Hace unos días este periódico difundía una información sobre la economía almeriense que, aunque no pasó desapercibida – más de veinte mil lectores clikaron la noticia en la edición digital de La Voz, miles de lectores la pudieron leer en el periódico de papel- sí conviene detenerse en ella por su extraordinaria importancia. Seis empresas almerienses se situaban en el ranking exportador andaluz en una posición destacada.
La noticia contiene, no solo un texto, sino un contexto en el que conviene detenerse. Hasta hace apenas poco más de medio siglo la mayor exportación que salía de la provincia era la de mano de obra. Las cifras de nuestras exportaciones agrícolas o industriales de hoy son milmillonarias, pero su espectacularidad no puede inducir a ignorar que en los entornos de la mitad del siglo pasado más de ciento cincuenta mil personas abandonaron su casa, su calle y su pueblo para buscar a miles de kilómetros y en medio de la desolación del desarraigo la vida que aquí no encontraban. Esa era la realidad de entonces. Nada que ver con la realidad de ahora donde son más de 150.000 las personas que han llegado de extramuros para encontrar entre nosotros las condiciones de vida o la mejora de esa vida que en sus países de origen no encontraron ni encuentran.
Pero una vez recorrido el paisaje anterior y su extraordinaria importancia es necesario hacer un paro en el camino y ponerse a considerar otras “exportaciones” almerienses que pasan casi desapercibidas de forma injusta e injustificada.
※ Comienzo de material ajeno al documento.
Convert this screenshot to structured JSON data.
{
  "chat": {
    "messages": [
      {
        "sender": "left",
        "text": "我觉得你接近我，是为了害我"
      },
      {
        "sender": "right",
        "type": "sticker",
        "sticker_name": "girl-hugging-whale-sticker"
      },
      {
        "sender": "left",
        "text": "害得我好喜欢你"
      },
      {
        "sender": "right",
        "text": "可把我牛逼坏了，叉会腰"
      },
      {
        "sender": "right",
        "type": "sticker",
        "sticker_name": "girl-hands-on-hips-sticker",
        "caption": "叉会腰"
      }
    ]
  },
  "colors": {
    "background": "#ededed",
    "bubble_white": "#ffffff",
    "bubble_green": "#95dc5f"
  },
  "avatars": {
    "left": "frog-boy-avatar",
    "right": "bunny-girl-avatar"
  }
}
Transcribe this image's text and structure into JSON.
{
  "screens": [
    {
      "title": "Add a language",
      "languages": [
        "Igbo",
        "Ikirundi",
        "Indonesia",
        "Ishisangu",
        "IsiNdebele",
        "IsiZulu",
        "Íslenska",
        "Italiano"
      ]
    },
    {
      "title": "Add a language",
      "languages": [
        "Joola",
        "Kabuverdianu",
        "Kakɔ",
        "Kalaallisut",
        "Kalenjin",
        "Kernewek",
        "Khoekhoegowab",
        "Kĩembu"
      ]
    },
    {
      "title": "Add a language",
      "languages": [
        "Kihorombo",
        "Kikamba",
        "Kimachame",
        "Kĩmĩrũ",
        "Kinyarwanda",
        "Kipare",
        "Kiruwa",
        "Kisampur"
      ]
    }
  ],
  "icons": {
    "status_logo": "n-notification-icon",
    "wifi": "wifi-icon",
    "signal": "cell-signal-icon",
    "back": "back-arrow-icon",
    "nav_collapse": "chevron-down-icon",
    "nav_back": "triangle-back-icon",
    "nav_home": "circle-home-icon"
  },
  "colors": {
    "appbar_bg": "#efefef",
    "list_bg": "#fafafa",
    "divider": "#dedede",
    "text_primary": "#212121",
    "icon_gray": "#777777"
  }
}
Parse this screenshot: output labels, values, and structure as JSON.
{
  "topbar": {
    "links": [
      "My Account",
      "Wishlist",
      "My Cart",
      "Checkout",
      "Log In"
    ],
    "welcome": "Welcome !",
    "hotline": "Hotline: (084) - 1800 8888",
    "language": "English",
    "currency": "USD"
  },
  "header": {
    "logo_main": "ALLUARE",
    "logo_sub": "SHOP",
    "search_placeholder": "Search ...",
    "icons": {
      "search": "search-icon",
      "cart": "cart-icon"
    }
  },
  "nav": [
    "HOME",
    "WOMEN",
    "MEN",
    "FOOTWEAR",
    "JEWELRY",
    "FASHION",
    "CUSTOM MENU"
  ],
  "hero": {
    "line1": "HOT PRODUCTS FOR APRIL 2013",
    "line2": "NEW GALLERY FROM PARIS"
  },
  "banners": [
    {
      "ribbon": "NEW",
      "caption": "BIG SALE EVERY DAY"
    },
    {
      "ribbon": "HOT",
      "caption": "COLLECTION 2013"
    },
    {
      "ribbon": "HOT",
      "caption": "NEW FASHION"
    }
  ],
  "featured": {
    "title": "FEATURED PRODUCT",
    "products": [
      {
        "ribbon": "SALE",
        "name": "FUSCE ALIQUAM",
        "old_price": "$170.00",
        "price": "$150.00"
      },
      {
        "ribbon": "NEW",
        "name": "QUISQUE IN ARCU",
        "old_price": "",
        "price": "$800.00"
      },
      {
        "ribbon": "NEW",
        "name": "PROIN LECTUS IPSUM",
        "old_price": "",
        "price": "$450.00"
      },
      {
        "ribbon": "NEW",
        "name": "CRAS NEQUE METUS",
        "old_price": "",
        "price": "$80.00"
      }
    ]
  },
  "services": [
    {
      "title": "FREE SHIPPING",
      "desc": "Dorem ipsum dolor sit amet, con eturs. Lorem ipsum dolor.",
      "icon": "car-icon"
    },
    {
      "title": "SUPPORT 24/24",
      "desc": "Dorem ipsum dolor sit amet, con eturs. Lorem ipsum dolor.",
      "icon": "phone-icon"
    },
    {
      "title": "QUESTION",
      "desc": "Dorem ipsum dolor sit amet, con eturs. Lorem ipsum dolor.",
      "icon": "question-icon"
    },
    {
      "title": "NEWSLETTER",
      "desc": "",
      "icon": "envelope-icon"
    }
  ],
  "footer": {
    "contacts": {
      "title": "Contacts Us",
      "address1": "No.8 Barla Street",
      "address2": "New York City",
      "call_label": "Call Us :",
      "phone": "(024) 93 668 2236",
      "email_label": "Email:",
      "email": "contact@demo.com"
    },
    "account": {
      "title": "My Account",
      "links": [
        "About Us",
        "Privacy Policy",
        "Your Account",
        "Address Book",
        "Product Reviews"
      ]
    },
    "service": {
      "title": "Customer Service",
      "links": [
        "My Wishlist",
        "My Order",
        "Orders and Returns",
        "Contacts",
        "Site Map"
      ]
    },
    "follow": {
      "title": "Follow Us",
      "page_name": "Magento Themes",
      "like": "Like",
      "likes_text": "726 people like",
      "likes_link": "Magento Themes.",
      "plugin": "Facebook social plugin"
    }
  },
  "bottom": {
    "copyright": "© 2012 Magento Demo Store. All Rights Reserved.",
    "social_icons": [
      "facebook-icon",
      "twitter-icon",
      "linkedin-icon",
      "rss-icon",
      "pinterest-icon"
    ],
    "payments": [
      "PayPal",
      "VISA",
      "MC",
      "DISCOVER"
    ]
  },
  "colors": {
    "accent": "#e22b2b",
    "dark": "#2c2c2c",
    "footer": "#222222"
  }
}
El viernes regresaron a Almería seis personas extraordinarias. Sus nombres son Álvaro Alabarce, Sergio Climent, Gabriel Fiol, Rocío Fiol, Antonio Huete y Carmen Pérez Garrido, seis profesionales de la sanidad almeriense que durante varias semanas han llevado la vida y la esperanza a la República Centroafricana. Allí, en la región de Bagandou y en el hospital que atienden las Hermanas Combonianas han llevado a centenares de enfermos la salud y el bienestar que la pobreza les roba cada amanecer. En jornadas maratonianas han realizado cirugías en condiciones precarias, solo superadas por su contrastada y acreditada capacidad profesional; han enseñado a los médicos locales nuevas técnicas y les han ayudado a completar su formación. Y toda esa labor, todo ese trabajo sin horas y sin medida, ¿a cambio de qué? El neurólogo Curro Huete lo resumía en un wasap conmovedor: “Estas personas, con muy pocos recursos, nos enseñan que para ser feliz no hacen falta muchas cosas, quizá humanidad para mirar al corazón y a los ojos de las personas”. Qué cosas tiene la vida: un tipo que armado con un bisturí abre a una persona de arriba a abajo con la precisión, la capacidad y la responsabilidad de tener una vida en sus manos, reduce toda su extraordinaria labor en “mirar a los ojos y al corazón de las personas”, dos órganos que para él, como para el resto de quienes han participado en la expedición, no entran dentro de sus especialidades quirúrgicas o médicas. Y es aquí donde les invito a detenerse y reflexionar.
Almería es una gran exportadora. Es cierto. Pero no solo de pimientos, tomates, encimeras o tecnología. También lo somos en solidaridad. La labor de esta expedición a una de las regiones más pobres de África, como otras muchas que realizan otros profesionales sanitarios de la provincia, es un ejercicio de exportación de solidaridad y de ternura.
Como también exportamos Paz cuando centenares de legionarios de Viator vuelan hacia países lejanos donde los mínimos estándares de convivencia y paz se ven amenazados por la barbarie y la metralla.
Almería es una provincia poblada de héroes. Bajo los invernaderos cosechando los mejores productos o embutidos en batas sanitarias apresuradas por la urgencia de una intervención que puede recuperar para la vida a personas al borde del precipicio. La expedición de estos seis sanitarios es un ejemplo. Pero cada año son decenas los profesionales de los hospitales almerienses que armados con el alma de la solidaridad cruzan todas las fronteras para ir al encuentro de quienes lo necesitan. Nunca piden nada a cambio. Y no lo piden porque saben que la sonrisa recuperada de un niño vale tanto que no encontrarán nunca recompensa mayor. Esa es su recompensa, si grandeza y nuestro orgullo.